Já o BC elenca a incerteza fiscal como um dos motivos para adotar uma posição mais conservadora na condução da política de juros.
“É o déficit primário que eleva o custo de financiamento [via taxa de juros] ou é o déficit nominal que acaba pesando na conta da sustentabilidade? É a pergunta do que vem primeiro”, diz o economista da XP Tiago Sbardelotto.
Para ele, a incerteza fiscal é um fator de pressão relevante e deve interferir na conta de juros ainda que o BC prossiga com o corte de juros. “Se não tiver certeza que [o governo] vai conseguir entregar os resultados fiscais prometidos, os agentes vão cobrar mais. O custo da dívida está atrelado ao risco fiscal maior. [O corte na Selic] Não seria suficiente para reduzir o custo da dívida”, alerta.
Em sua visão, o governo deveria atuar para reforçar o arcabouço fiscal e garantir sua sustentabilidade no futuro. Hoje, o avanço de despesas obrigatórias como benefícios previdenciários e os pisos com Saúde e Educação lançam dúvidas sobre a capacidade de acomodar tais gastos sob o limite de despesas.
O economista Cláudio Hamilton, coordenador de Finanças Públicas do Ipea (Instituto de Pesquisa Econômica Aplicada), diz que a questão do déficit nominal preocupa, mas há uma tendência de redução à frente, tanto dos juros quanto do déficit primário.
“A situação se deteriorou muito nos últimos 12 meses, por uma série de fatores. O ano de 2023 foi de arrumação das contas públicas, o déficit primário aumentou bastante [após o aumento de gastos aprovado na transição de governo]. De outro lado, teve uma aceleração das taxas de juros que agora estão caindo, mas lentamente e continuam muito altas se comparada à inflação”, avalia.
Em sua avaliação, há “bons argumentos técnicos” para continuar reduzindo a taxa de juros, pois a melhora do mercado de trabalho não gerou um repique inflacionário. No entanto, ele reconhece a incerteza fiscal.
“Não é que o governo esteja tendo vitórias no Congresso Nacional. E tem que ver como vai ficar a conta do Rio Grande do Sul, é um choque negativo importante. Mantém-se a pressão por mais gastos”, diz Hamilton. Segundo ele, um maior esforço do governo poderia abrir caminho para uma queda mais rápida dos juros.
A economista-chefe do Banco Inter, Rafaela Vitoria, afirma que já era esperado o aumento na despesa com juros, sobretudo diante do adiamento das perspectivas de corte de juros nos Estados Unidos. Por outro lado, a trajetória de deterioração acende um alerta sobre a condução da política fiscal.
“Déficit nominal é consequência de um ajuste fiscal que não foi feito. Passado um ano do arcabouço, vemos deterioração grande nos gastos, e o primário não melhora. Vejo maior percepção de risco nas taxas dos leilões do Tesouro”, afirma.
Ela destaca que, com uma fatura de R$ 100 bilhões em precatórios para 2025, o resultado nas contas do ano que vem pode ser até pior do que em 2024, embora a meta fiscal traçada por Haddad preveja melhora —parte da despesa com sentenças judiciais pode ser descontada do cálculo da meta e dos limites do arcabouço, conforme autorização do STF (Supremo Tribunal Federal).
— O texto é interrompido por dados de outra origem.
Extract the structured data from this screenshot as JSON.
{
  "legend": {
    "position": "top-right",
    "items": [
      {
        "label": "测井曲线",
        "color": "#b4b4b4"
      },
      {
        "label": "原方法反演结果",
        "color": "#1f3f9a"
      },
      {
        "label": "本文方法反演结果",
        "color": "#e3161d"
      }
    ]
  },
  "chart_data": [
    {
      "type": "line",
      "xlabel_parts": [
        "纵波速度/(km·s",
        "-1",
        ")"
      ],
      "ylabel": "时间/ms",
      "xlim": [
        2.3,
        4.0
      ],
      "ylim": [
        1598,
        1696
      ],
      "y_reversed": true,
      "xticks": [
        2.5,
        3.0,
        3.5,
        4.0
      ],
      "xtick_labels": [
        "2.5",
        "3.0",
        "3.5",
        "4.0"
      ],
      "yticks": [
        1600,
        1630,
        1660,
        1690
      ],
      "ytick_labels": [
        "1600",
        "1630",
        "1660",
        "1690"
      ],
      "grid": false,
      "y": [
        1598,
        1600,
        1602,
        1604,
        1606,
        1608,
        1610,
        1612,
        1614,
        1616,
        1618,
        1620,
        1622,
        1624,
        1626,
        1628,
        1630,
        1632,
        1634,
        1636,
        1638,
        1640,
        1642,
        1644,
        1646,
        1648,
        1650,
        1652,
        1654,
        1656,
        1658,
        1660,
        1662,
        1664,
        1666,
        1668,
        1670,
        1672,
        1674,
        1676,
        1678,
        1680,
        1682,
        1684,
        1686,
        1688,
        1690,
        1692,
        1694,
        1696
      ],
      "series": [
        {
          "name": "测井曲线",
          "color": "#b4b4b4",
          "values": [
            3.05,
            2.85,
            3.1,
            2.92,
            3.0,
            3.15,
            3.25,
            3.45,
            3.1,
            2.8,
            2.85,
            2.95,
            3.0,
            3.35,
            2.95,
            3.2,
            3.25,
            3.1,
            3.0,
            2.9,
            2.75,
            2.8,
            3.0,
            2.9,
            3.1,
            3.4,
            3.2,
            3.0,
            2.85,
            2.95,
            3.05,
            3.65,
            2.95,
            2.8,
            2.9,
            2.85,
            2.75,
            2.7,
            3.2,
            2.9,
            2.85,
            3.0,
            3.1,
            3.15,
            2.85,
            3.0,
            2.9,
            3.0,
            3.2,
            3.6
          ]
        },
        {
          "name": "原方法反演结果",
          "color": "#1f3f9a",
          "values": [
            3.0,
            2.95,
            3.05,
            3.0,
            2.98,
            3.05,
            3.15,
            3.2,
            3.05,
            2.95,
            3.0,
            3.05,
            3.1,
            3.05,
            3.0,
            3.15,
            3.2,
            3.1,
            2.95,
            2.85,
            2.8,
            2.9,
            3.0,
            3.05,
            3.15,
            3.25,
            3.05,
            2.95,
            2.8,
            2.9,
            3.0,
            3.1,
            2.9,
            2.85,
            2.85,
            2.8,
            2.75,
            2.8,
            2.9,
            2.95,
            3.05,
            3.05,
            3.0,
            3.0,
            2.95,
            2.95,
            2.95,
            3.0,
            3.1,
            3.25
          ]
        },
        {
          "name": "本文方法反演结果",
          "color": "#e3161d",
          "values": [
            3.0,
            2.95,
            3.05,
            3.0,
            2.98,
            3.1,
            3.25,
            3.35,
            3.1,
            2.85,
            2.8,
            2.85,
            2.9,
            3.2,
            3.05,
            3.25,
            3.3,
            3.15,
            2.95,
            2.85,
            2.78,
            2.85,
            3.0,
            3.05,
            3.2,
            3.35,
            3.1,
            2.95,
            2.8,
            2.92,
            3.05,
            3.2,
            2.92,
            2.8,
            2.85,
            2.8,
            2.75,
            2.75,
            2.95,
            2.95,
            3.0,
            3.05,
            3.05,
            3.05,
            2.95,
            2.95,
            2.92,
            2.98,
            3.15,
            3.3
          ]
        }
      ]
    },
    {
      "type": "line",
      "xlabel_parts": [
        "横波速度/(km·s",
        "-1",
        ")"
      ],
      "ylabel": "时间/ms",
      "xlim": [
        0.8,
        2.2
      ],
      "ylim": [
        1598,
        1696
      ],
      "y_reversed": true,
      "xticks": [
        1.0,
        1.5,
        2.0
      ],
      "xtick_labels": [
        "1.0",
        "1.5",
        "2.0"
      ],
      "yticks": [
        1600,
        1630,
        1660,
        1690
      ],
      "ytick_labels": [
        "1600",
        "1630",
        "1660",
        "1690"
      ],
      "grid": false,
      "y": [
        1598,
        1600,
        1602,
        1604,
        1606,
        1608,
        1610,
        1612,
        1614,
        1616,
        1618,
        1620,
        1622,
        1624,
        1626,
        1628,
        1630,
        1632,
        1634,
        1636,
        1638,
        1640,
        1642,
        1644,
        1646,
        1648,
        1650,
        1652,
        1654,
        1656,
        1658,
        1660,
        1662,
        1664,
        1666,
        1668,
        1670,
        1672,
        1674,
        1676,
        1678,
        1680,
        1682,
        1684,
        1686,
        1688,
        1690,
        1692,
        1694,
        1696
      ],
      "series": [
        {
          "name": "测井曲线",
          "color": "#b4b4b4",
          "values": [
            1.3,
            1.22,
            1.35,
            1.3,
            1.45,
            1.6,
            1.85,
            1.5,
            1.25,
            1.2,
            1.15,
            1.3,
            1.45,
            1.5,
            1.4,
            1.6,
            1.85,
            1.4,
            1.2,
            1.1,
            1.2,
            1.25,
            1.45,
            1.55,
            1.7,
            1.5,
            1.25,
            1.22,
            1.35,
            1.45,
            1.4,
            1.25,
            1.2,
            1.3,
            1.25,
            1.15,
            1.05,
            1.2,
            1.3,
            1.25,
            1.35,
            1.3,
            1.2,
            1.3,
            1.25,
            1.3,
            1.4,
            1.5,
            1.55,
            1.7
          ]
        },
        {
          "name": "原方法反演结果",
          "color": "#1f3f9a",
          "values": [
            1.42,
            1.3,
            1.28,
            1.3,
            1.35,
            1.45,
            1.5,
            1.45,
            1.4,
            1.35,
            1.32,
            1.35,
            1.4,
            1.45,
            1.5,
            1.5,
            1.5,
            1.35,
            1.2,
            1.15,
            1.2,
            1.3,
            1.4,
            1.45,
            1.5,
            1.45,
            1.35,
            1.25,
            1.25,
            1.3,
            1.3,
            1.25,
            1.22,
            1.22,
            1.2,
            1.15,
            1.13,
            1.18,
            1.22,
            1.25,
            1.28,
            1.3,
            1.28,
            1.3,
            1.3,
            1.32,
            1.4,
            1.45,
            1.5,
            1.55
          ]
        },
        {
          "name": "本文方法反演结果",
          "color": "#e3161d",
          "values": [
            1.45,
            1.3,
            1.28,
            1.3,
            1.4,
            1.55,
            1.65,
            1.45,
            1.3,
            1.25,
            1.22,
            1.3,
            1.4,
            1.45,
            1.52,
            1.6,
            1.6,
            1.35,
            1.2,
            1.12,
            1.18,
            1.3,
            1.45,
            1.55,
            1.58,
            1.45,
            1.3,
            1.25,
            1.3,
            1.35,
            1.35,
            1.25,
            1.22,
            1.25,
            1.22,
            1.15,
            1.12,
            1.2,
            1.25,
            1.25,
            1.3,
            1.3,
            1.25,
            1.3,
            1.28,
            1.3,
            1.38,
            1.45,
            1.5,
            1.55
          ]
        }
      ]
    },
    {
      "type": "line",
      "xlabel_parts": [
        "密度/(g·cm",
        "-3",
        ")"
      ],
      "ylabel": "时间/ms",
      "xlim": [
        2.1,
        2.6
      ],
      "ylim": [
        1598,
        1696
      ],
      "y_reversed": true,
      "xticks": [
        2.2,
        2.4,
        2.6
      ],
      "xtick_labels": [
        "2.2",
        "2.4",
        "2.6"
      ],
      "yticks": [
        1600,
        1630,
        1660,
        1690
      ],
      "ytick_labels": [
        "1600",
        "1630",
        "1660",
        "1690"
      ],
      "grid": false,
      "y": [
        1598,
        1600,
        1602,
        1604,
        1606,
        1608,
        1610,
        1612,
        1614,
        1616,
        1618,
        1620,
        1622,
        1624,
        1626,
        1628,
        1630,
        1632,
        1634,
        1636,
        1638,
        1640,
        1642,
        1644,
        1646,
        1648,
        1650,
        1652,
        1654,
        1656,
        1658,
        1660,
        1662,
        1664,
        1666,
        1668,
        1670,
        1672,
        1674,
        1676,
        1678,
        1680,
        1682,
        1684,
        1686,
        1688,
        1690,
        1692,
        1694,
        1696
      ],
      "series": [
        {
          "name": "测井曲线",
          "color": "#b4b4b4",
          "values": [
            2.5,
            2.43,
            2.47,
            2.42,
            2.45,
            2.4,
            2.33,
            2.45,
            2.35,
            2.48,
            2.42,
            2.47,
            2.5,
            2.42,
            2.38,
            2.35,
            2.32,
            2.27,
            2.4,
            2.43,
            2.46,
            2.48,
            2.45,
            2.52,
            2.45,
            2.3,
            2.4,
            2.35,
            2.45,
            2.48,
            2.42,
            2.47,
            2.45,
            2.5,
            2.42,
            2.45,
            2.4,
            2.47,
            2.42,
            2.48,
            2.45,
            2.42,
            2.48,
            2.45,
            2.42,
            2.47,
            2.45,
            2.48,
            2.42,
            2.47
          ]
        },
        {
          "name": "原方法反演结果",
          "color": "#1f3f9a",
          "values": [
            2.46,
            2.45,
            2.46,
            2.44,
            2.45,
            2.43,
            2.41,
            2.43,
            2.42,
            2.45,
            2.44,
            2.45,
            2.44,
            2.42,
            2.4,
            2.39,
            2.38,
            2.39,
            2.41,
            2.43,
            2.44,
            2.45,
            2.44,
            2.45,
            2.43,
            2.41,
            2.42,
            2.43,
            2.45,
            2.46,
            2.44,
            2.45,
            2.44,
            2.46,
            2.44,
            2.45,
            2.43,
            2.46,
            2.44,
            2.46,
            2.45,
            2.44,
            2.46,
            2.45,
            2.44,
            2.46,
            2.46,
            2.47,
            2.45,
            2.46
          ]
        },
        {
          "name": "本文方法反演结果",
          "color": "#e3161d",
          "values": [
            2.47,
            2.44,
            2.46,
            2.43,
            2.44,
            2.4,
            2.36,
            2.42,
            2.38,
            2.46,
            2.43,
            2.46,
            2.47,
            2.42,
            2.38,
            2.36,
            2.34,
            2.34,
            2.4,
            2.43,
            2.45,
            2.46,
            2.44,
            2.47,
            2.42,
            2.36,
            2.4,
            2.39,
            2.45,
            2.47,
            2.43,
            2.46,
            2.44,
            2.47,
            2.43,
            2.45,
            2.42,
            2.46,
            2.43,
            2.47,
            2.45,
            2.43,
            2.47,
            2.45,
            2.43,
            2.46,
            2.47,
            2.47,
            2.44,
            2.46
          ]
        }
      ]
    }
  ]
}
Em suas projeções, o governo deve ter um déficit primário de R$ 77 bilhões em 2024 e de R$ 78 bilhões em 2025.
“É um paradoxo. Tem contas que não entram para a meta, então não tem o mesmo controle. Precatório é uma dívida que tem que ser paga, mas tem um custo ficar fora. Tem que se preocupar com todos os gastos”, avalia.